J'ai remarqué que l'animosité face aux exotiques et invasives était retombé d'un cran. C'est mal. Je fais une piqure de rappel !

1- Qu'est-ce qu'une invasive ?
Une invasive, c'est le nom qu'on donne à certaines espèces de fourmis (par exemple, Solenopsis invicta) qui s'introduisent dans des milieux par un vecteur humain. Le commerce du bois et le commerce botanique est par exemple un vecteur d'espèces invasives. Les espèces sont invasives sur un territoire donné qui n'est pas leur territoire endémique.
Par exemple, Wasmannia auropunctata est invasive au Gabon, mais ne l'est pas en Bolivie, qui est son pays d'origine.
Un autre exemple est Crematogaster scutellaris. Elle est présentée en tant qu'endémique dans la zone méditerranéenne, mais invasive en Belgique.
2-Quel danger représente les invasives ?
Le principal danger est la réduction imminente de la biodiversité. En effet, l'introduction instantanée sur un territoire par l'homme ne laisse pas à la faune et flore endémique le temps de s'adapter à cette nouvelle espèce (qui demande une petite centaine d'années). L'espèce invasive va le plus souvent réduire la biodiversité en "monopolisant" un ou plusieurs maillons de la chaîne alimentaire, ce qui entraînera le déclin des fourmis endémiques concurrentes, puis les espèces en lien avec ces fourmis (graminées et Messor sp. par exemple).
Les invasives peuvent également laisser la nature indemne et rester confinées aux habitations humaines. En cas d'invasion dans une infrastructure médicale, les fourmis peuvent être vecteurs d'infection nosocomiales (Monomorium pharaonis).
Elles peuvent aussi représenter une gêne pour le propriétaire de l'habitation, et s'attaquer à la nourriture (miel, fruits, viande). La charpente peut être endommagée par certaines espèces (Crematogaster scutellaris).
Certaines invasives représentent un danger direct pour l'homme en cas d'allergie aux piqures de l'espèce. (Solenopsis invicta).
3-Quelles espèces ont un potentiel invasif ?
Il s'agit d'un sujet délicat, où les avis divergent fortement.
Mon avis (que j'argumenterais) est assez tranché : toutes.

Toutes les fourmis ont un potentiel invasif. Comme ça, les discussions interminables au cas par cas n'ont plus lieu d'être. Et on prendra alors des précautions pour toutes. On voit ci et là des inconscients qui laissent leurs Pheidole se balader dans des immeubles parisiens et qui refusent de les tuer... Ce genre de comportement devrait amener les avertissements nécessaires pour le faire changer d'avis !

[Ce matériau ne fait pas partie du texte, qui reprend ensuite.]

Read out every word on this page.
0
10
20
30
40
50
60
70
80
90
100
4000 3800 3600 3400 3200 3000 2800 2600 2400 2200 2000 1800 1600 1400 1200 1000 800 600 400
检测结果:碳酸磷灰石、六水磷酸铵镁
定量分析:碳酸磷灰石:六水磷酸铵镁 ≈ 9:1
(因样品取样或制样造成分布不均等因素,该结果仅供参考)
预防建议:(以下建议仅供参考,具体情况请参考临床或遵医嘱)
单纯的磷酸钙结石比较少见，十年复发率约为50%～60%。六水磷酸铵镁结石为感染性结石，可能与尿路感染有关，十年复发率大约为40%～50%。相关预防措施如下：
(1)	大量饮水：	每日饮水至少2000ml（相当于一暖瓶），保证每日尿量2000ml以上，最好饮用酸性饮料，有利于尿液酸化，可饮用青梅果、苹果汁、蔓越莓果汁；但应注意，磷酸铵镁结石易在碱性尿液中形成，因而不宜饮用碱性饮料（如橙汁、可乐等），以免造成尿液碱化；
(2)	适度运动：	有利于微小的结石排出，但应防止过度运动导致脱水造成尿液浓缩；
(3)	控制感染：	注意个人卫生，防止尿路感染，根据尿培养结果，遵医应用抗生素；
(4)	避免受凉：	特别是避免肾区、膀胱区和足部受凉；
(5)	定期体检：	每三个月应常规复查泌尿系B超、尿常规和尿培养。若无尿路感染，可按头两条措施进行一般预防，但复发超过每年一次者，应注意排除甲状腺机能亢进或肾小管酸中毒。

Un forum strict nous a souvent reproché notre laxisme. Je leur ai ri au nez. Maintenant je vois qu'ils avaient raison.
Revenons au sujet : pourquoi on ne peut pas juger telle espèce invasive ou non invasive ?
Primo, car on ne connaît pas bien la biologie de toutes les fourmis. Et leur soit-disante "dépendance au chaud" est souvent fausse. Mes Polyrhachis survivent à 10°C et mes Pachycondyla villosa vivent très bien dans mon grenier à température ambiante, soit une vingtaine de degrés environ, jusqu'à 30°C en été. Elles ont donc pour la plupart une capacité innée à vivre dans nos habitations.
Secundo : les fourmis évoluent vite, très vite, trop vite. Il ne faut pas 500 ans pour qu'une espèce relativement confinée sur un territoire nouveau change du tout au tout.
C'est le cas de Pachycondyla chinensis. Une ponérine ! Comme quoi, toutes les espèces ont un potentiel terrifiant.
Répertoriée aux USA pour la première fois en 1934. Elle ne formait alors que des petites colonies d'une centaine d'ouvrières. Comme elle le faisait (et le fait toujours) en Asie. En 2006, elle a changé. La taille moyenne est certes de 400 individus, mais certaines font désormais plusieurs milliers d'individus. Aux USA, elle a détruit la myrmecofaune de certaines forêts américaines. Cette fourmi, comme la fourmi de feu, est une peste globale, elle présente un risque sanitaire et écologique fort.
Un autre cas, plus connu, est celui de Anoplolepis gracilipes. Lorsqu'elle s'installe dans une nouvelle zone, il faut parfois attendre 60 ans avant qu'elle n'explose et ne détruise l'environnement.
Pour faire bref : nous n'avons pas les capacités de prédire le potentiel invasif des espèces. Ainsi, conformément à la loi : on ne relâche RIEN. C'est pas parce que Acromyrmex n'est pas sensée survivre à Lille qu'il faut tenter une expérience en semi-liberté !!! Rien ne garantit qu'elle ne peut pas survivre en dehors du nid.
Voilà, c'était tout. Un petit coup de gueule pour rappeler un peu ce qui se passe.